Since early this year, reform elements within the party have been holding open elections at the local and regional levels, sweeping out many old-line officials.

Elections for some lower level party posts are now being conducted by secret ballot, so that pro-Moscow elements will not be able to influence the voting. The vast majority of the city committees have been changed. The heads of 30 out of 49 ’ regional party committees have been fired and nine others have lost in elections. While some of their successors are also pro-Moscow hard-liners, the trend has been towards the reformers.

Over the past two months, elections for regional delegates to the July party Congress were held. According to some estimates 90% of the elected delegates will be attending their first congress. Six to seven hundred out of a total of 1,700 are workers, more than twice the number in previous congresses. Under new election rules, each delegate must report back to his constituency regularly during the Congress, and if the workers don’t like the reports, they can recall the delegate.

The Soviets, predictably, are livid at the changes taking place inside the Polish party. Moscow’s view is that all the Eastern European parties should toe the Soviet line and that their chief loyalty must be to Moscow.

Conservative and pro-Moscow elements within the party are stepping up their own efforts to counter the tide of reform, but their influence seems to be declining. One group of pro-Moscow party members called the Katowice Forum issued a very strongly worded denunciation of the reform process in late May and agitated against the draft party program being circulated for the Congress. But while the Soviets praised the Katowice Forum statement, it was condemned throughout Poland, even by moderate party leaders. Local activists have reported that members of the forum would lose an election for dog catcher in Katowice itself.

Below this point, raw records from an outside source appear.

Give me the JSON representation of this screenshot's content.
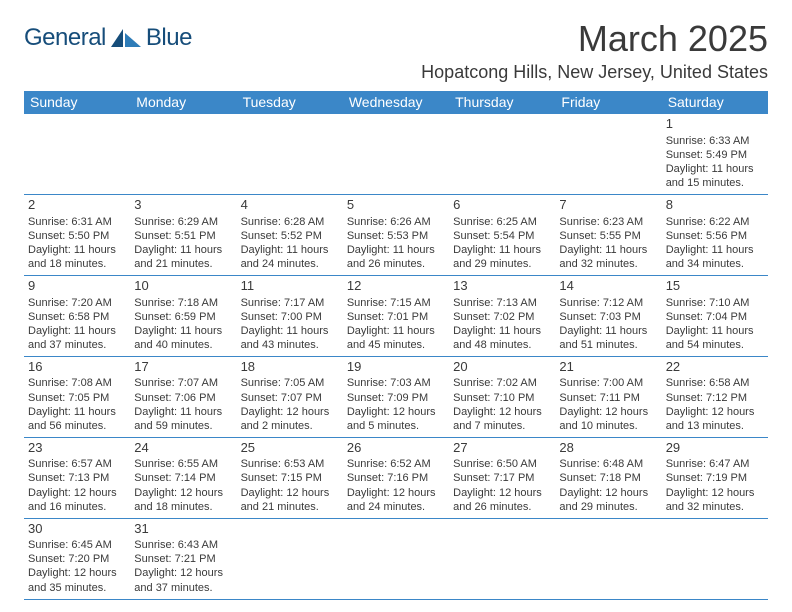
{
  "branding": {
    "logo_part1": "General",
    "logo_part2": "Blue"
  },
  "header": {
    "month_title": "March 2025",
    "location": "Hopatcong Hills, New Jersey, United States"
  },
  "colors": {
    "header_bar": "#3b87c8",
    "text": "#3a3a3a",
    "logo_dark": "#164d7a",
    "logo_mid": "#2e7cb8",
    "background": "#ffffff"
  },
  "weekdays": [
    "Sunday",
    "Monday",
    "Tuesday",
    "Wednesday",
    "Thursday",
    "Friday",
    "Saturday"
  ],
  "weeks": [
    [
      null,
      null,
      null,
      null,
      null,
      null,
      {
        "n": "1",
        "sr": "Sunrise: 6:33 AM",
        "ss": "Sunset: 5:49 PM",
        "d1": "Daylight: 11 hours",
        "d2": "and 15 minutes."
      }
    ],
    [
      {
        "n": "2",
        "sr": "Sunrise: 6:31 AM",
        "ss": "Sunset: 5:50 PM",
        "d1": "Daylight: 11 hours",
        "d2": "and 18 minutes."
      },
      {
        "n": "3",
        "sr": "Sunrise: 6:29 AM",
        "ss": "Sunset: 5:51 PM",
        "d1": "Daylight: 11 hours",
        "d2": "and 21 minutes."
      },
      {
        "n": "4",
        "sr": "Sunrise: 6:28 AM",
        "ss": "Sunset: 5:52 PM",
        "d1": "Daylight: 11 hours",
        "d2": "and 24 minutes."
      },
      {
        "n": "5",
        "sr": "Sunrise: 6:26 AM",
        "ss": "Sunset: 5:53 PM",
        "d1": "Daylight: 11 hours",
        "d2": "and 26 minutes."
      },
      {
        "n": "6",
        "sr": "Sunrise: 6:25 AM",
        "ss": "Sunset: 5:54 PM",
        "d1": "Daylight: 11 hours",
        "d2": "and 29 minutes."
      },
      {
        "n": "7",
        "sr": "Sunrise: 6:23 AM",
        "ss": "Sunset: 5:55 PM",
        "d1": "Daylight: 11 hours",
        "d2": "and 32 minutes."
      },
      {
        "n": "8",
        "sr": "Sunrise: 6:22 AM",
        "ss": "Sunset: 5:56 PM",
        "d1": "Daylight: 11 hours",
        "d2": "and 34 minutes."
      }
    ],
    [
      {
        "n": "9",
        "sr": "Sunrise: 7:20 AM",
        "ss": "Sunset: 6:58 PM",
        "d1": "Daylight: 11 hours",
        "d2": "and 37 minutes."
      },
      {
        "n": "10",
        "sr": "Sunrise: 7:18 AM",
        "ss": "Sunset: 6:59 PM",
        "d1": "Daylight: 11 hours",
        "d2": "and 40 minutes."
      },
      {
        "n": "11",
        "sr": "Sunrise: 7:17 AM",
        "ss": "Sunset: 7:00 PM",
        "d1": "Daylight: 11 hours",
        "d2": "and 43 minutes."
      },
      {
        "n": "12",
        "sr": "Sunrise: 7:15 AM",
        "ss": "Sunset: 7:01 PM",
        "d1": "Daylight: 11 hours",
        "d2": "and 45 minutes."
      },
      {
        "n": "13",
        "sr": "Sunrise: 7:13 AM",
        "ss": "Sunset: 7:02 PM",
        "d1": "Daylight: 11 hours",
        "d2": "and 48 minutes."
      },
      {
        "n": "14",
        "sr": "Sunrise: 7:12 AM",
        "ss": "Sunset: 7:03 PM",
        "d1": "Daylight: 11 hours",
        "d2": "and 51 minutes."
      },
      {
        "n": "15",
        "sr": "Sunrise: 7:10 AM",
        "ss": "Sunset: 7:04 PM",
        "d1": "Daylight: 11 hours",
        "d2": "and 54 minutes."
      }
    ],
    [
      {
        "n": "16",
        "sr": "Sunrise: 7:08 AM",
        "ss": "Sunset: 7:05 PM",
        "d1": "Daylight: 11 hours",
        "d2": "and 56 minutes."
      },
      {
        "n": "17",
        "sr": "Sunrise: 7:07 AM",
        "ss": "Sunset: 7:06 PM",
        "d1": "Daylight: 11 hours",
        "d2": "and 59 minutes."
      },
      {
        "n": "18",
        "sr": "Sunrise: 7:05 AM",
        "ss": "Sunset: 7:07 PM",
        "d1": "Daylight: 12 hours",
        "d2": "and 2 minutes."
      },
      {
        "n": "19",
        "sr": "Sunrise: 7:03 AM",
        "ss": "Sunset: 7:09 PM",
        "d1": "Daylight: 12 hours",
        "d2": "and 5 minutes."
      },
      {
        "n": "20",
        "sr": "Sunrise: 7:02 AM",
        "ss": "Sunset: 7:10 PM",
        "d1": "Daylight: 12 hours",
        "d2": "and 7 minutes."
      },
      {
        "n": "21",
        "sr": "Sunrise: 7:00 AM",
        "ss": "Sunset: 7:11 PM",
        "d1": "Daylight: 12 hours",
        "d2": "and 10 minutes."
      },
      {
        "n": "22",
        "sr": "Sunrise: 6:58 AM",
        "ss": "Sunset: 7:12 PM",
        "d1": "Daylight: 12 hours",
        "d2": "and 13 minutes."
      }
    ],
    [
      {
        "n": "23",
        "sr": "Sunrise: 6:57 AM",
        "ss": "Sunset: 7:13 PM",
        "d1": "Daylight: 12 hours",
        "d2": "and 16 minutes."
      },
      {
        "n": "24",
        "sr": "Sunrise: 6:55 AM",
        "ss": "Sunset: 7:14 PM",
        "d1": "Daylight: 12 hours",
        "d2": "and 18 minutes."
      },
      {
        "n": "25",
        "sr": "Sunrise: 6:53 AM",
        "ss": "Sunset: 7:15 PM",
        "d1": "Daylight: 12 hours",
        "d2": "and 21 minutes."
      },
      {
        "n": "26",
        "sr": "Sunrise: 6:52 AM",
        "ss": "Sunset: 7:16 PM",
        "d1": "Daylight: 12 hours",
        "d2": "and 24 minutes."
      },
      {
        "n": "27",
        "sr": "Sunrise: 6:50 AM",
        "ss": "Sunset: 7:17 PM",
        "d1": "Daylight: 12 hours",
        "d2": "and 26 minutes."
      },
      {
        "n": "28",
        "sr": "Sunrise: 6:48 AM",
        "ss": "Sunset: 7:18 PM",
        "d1": "Daylight: 12 hours",
        "d2": "and 29 minutes."
      },
      {
        "n": "29",
        "sr": "Sunrise: 6:47 AM",
        "ss": "Sunset: 7:19 PM",
        "d1": "Daylight: 12 hours",
        "d2": "and 32 minutes."
      }
    ],
    [
      {
        "n": "30",
        "sr": "Sunrise: 6:45 AM",
        "ss": "Sunset: 7:20 PM",
        "d1": "Daylight: 12 hours",
        "d2": "and 35 minutes."
      },
      {
        "n": "31",
        "sr": "Sunrise: 6:43 AM",
        "ss": "Sunset: 7:21 PM",
        "d1": "Daylight: 12 hours",
        "d2": "and 37 minutes."
      },
      null,
      null,
      null,
      null,
      null
    ]
  ]
}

How these different forces will come together at the July Congress remains to be seen. Even among the reform trend there are differences over what reforms are appropriate, how far the reform process should go and how fast. Some believe the process should be more gradual so as not to provoke a confrontation with the Soviets that could result in military intervention. Others, however, believe that a strong reform movement and a party responsive to Poland’s people would actually strengthen Poland’s hand against the Soviets and make it more difficult for them to invade. Either way, the outcome of the Congress and the Soviet Union’s response will have a big effect on Poland’s future.